Counting Sort is a non-comparison-based sorting algorithm that identifies the correct slot of an element in the input by identifying the number of elements that are less than the said element. It does so by counting the number of times each element is present in the input and then using this information to sort the original input.

Consider the following example: [1, 5, 3, 1, 2, 4]

Let’s create a frequency array for this input where each value denotes the number of times the corresponding “index” is present in the input array: [0, 2, 1, 1, 1, 1]. In other words, the frequency array suggests that in the original input:

1. 0 will take 0 slots
2. 1 will take 2 slots
3. 2 will take 1 slot
4. 3 will take 1 slot
5. 4 will take 1 slot
6. 5 will take 1 slot

From the above listing, we can conclude that 1 will take two slots (as its freq is 2) in the output, so 2 can come only at the 3rd slot (or index 2) to accommodate all occurrences of 1 before it to ensure sorted order.

To consider all the slots for every element, we can add the values across the indices to prepare a running frequency. The final running frequency array highlights one key aspect:

every value (say runningFreq[i]) in the array represents the starting index in the sorted output where i+1 will go.

1. Value 0 at index 0 represents the location of 1 in the sorted output.
2. Value 2 at index 1 represents the location of 2 in the sorted output.
3. Value 3 at index 2 represents the location of 3 in the sorted output.
4. Value 4 at index 3 represents the location of 4 in the sorted output.
5. Value 5 at index 4 represents the location of 5 in the sorted output.

To align the target indices with their values, we shift the updated frequency array to 1 position right and add 0 at the starting position.

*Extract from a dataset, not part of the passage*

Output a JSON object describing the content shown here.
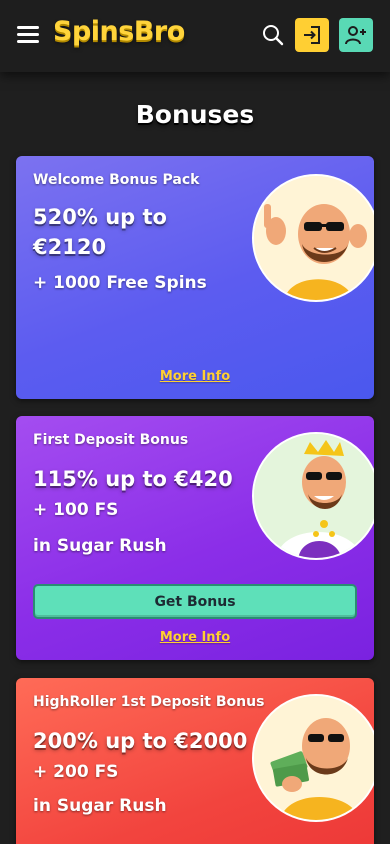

Now, using this, we can populate the sorted array accordingly. To handle duplicates, we increment the frequency count:

Java implementation of this algorithm is as follows:

public void sort(int[] input){
    if(input.length > 0){
        int[] frequencies = populateFrequencies(input);
        for(int i = 1; i < frequencies.length; i++){
            frequencies[i] = frequencies[i] + frequencies[i - 1];
        }
        // to match the index with its value now, let's shift it to the right
        System.arraycopy(frequencies, 0, frequencies, 1, frequencies.length - 1);
        // and add 0 at 0th index
        frequencies[0] = 0;
        int[] result = new int[input.length];
        for(int i = 0; i < input.length; i++){
            result[frequencies[input[i]]] = input[i];
            // increment the frequency count by 1 to
            // accommodate next occurrence of same value input[i]
            frequencies[input[i]]++;
        }
        // copy result to input
        System.arraycopy(result, 0, input, 0, input.length);
    }
}

private int[] populateFrequencies(int[] input){
    int maxValue = Arrays.stream(input).max().getAsInt();
    int[] freq = new int[maxValue + 1];
    // freq[input[i] = freq[input[i] + 1
    for(int index : input){
        freq[index] = freq[index] + 1;
    }
    return freq;
}

The overall complexity of this algorithm is \(O(n+k)\), where n is the input size and k is the maximum value. This is because we iterate through the input items twice: once to populate counts and once to fill in the output array. Both iterations are \(O(n)\) time. Also, we iterate through the frequency array to prepare the running frequency array, which is \(O(k)\) time.

Also, due to the creation of an additional frequency array and a temp result array, an additional space of order \(O(n+k)\) is required. As count sort depends on the range of input elements, in case the range is very high (say more than the input size), we might use a lot of extra space.